В палате он лежал один, но за тонкой стеной были слышны чужие недовольные голоса: больные просыпались навстречу своим болезням. Не вышло... Он не сумел. Чего уж проще – сбежать из города, и то не смог. Вон Обысков – у того получилось, а у него нет, и не получится никогда, зря стараешься. Когда-нибудь это должно было кончиться, слишком уж всё легко получалось в лузгинской жизни, как бы само собой. Он понял это сейчас, лежа под капельницей и глядя в потолок.
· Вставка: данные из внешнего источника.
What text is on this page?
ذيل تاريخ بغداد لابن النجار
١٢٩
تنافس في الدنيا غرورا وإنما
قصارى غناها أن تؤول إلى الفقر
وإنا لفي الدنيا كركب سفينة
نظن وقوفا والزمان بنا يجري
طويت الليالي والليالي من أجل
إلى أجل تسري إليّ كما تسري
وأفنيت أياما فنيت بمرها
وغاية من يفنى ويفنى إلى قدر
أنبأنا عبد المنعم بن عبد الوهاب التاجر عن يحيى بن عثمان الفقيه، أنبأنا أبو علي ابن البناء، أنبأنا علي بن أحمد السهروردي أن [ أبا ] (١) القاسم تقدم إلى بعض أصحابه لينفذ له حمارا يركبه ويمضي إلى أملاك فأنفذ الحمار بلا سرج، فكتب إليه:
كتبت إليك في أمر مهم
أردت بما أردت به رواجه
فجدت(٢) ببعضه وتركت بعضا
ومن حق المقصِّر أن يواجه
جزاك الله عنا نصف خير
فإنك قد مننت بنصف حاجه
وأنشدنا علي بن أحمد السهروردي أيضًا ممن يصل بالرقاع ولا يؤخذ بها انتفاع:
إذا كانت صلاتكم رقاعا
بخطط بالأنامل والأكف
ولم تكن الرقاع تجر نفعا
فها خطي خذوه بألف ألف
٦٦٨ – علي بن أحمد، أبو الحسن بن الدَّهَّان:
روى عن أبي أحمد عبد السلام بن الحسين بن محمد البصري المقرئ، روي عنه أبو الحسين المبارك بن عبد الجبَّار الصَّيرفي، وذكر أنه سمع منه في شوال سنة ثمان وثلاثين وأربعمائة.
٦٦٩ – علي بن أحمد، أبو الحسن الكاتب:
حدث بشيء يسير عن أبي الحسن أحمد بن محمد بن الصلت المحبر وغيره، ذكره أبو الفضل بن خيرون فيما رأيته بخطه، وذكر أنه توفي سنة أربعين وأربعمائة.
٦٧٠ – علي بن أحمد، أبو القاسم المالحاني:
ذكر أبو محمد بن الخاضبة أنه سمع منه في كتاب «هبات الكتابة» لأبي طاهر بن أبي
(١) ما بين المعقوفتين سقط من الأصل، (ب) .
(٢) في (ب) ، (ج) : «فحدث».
Катилось с блеском, рухнуло с треском.

Ковальский сказал, что домой повезет его вечером: стабилизируем давление, поддержим сердчишко. Весь день Лузгин пролежал в полуобморочной какой-то дреме, один лишь раз заснув по-настоящему, когда Ковальский сжалился и дал ему выпить рюмку коньяку, больше не дал, как ни просил его Лузгин: со слезами, хотя бы капельку, хотя бы понюхать, неужели никто не может понять, что ему необходимо выпить последний раз это лекарство, при чем тут алкоголизм? Ковальский не сдался, и Лузгин дожил до вечера с неимоверным трудом и отчаянием.